2. Comet, Stellar Pup

Comet, Stellar Pup

Magic’s newest, best doggo. I don’t really know what the average turn looks like when you activate Comet, but I do know that I love Comet and that I would die for Comet. I also know that this card is Legacy legal. It’s not breaking any rules, I guess; it’s just kind of wild.

Does Comet lend support to any significant archetypes? Planeswalkers matter is a real enough thing, and I can imagine that some players will design Cubes with heavy die-rolling themes. Is Comet an especially powerful card? That remains to be seen. The starting loyalty is high, and the abilities are all solid if random. The only real whammy sometimes happens when you roll a 3 and you don’t have great options in your graveyard. I’m more excited about the idea of playing with Comet than I imagine I would be to actually incorporate the card into any of my Cubes, but I’d be pretty delighted to see Comet in somebody else’s Cube.

1. Opening Ceremony

Opening Ceremony

Opening Ceremony is not tournament legal, but it is evocative of one of the most awesome Un-cards for Cube in history in Booster Tutor. Different groups use different rules for these cards, with some just generating a “pack” from undrafted Cube cards, and others actually cracking boosters. There’s no wrong way to do it, and either way can be really wild and fun.
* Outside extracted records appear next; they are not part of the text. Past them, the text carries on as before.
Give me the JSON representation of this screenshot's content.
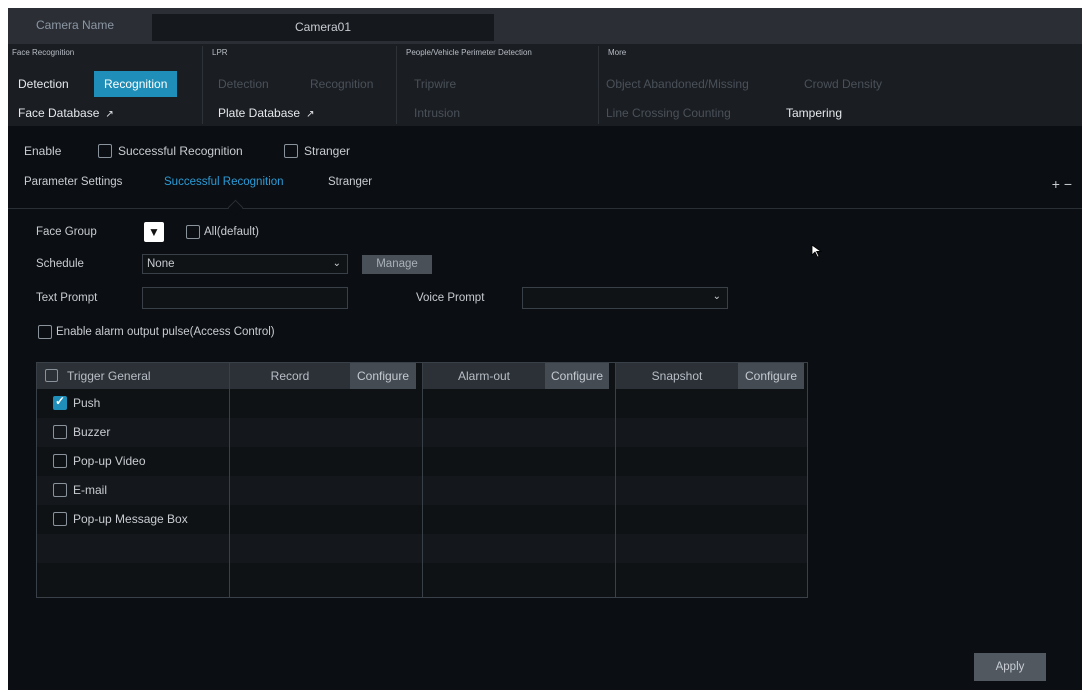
{
  "header": {
    "camera_name_label": "Camera Name",
    "camera_name_value": "Camera01"
  },
  "menu": {
    "face_recognition": {
      "title": "Face Recognition",
      "detection": "Detection",
      "recognition": "Recognition",
      "database": "Face Database"
    },
    "lpr": {
      "title": "LPR",
      "detection": "Detection",
      "recognition": "Recognition",
      "database": "Plate Database"
    },
    "perimeter": {
      "title": "People/Vehicle Perimeter Detection",
      "tripwire": "Tripwire",
      "intrusion": "Intrusion"
    },
    "more": {
      "title": "More",
      "object": "Object Abandoned/Missing",
      "crowd": "Crowd Density",
      "line_crossing": "Line Crossing Counting",
      "tampering": "Tampering"
    }
  },
  "enable_row": {
    "enable": "Enable",
    "successful": "Successful Recognition",
    "stranger": "Stranger"
  },
  "tabs": {
    "parameter": "Parameter Settings",
    "successful": "Successful Recognition",
    "stranger": "Stranger",
    "add_remove": "+ −"
  },
  "form": {
    "face_group": "Face Group",
    "all_default": "All(default)",
    "schedule": "Schedule",
    "schedule_value": "None",
    "manage": "Manage",
    "text_prompt": "Text Prompt",
    "voice_prompt": "Voice Prompt",
    "alarm_pulse": "Enable alarm output pulse(Access Control)"
  },
  "table": {
    "trigger_general": "Trigger General",
    "record": "Record",
    "alarm_out": "Alarm-out",
    "snapshot": "Snapshot",
    "configure": "Configure",
    "rows": [
      "Push",
      "Buzzer",
      "Pop-up Video",
      "E-mail",
      "Pop-up Message Box"
    ],
    "push_checked": true
  },
  "apply": "Apply",
  "colors": {
    "accent": "#1f8fb9",
    "tab_active": "#2a9cd8",
    "background": "#0b0e12"
  }
}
Opening Ceremony is a free spell, which means it has potential to show up in degenerate combo decks, but it’s also a really swingy way to break into a more generic game of attrition. Sometimes your pack will just give you a decent removal spell and a creature to go along with it. Sometimes it will give you a castable bomb rare. And sometimes it will give you nothing of value at all! This one isn’t for the faint of heart, but I personally love it.

Unfinity seems to be a pretty polarizing set, but it offers at least a couple of cards that I intend to Cube with. I’m sure there’s an audience for an Attractions Cube and one that incorporates a lot of stickers, too. There’s a tendency in a lot of Magic players to take themselves and the game too seriously at times, and I’m grateful for the levity.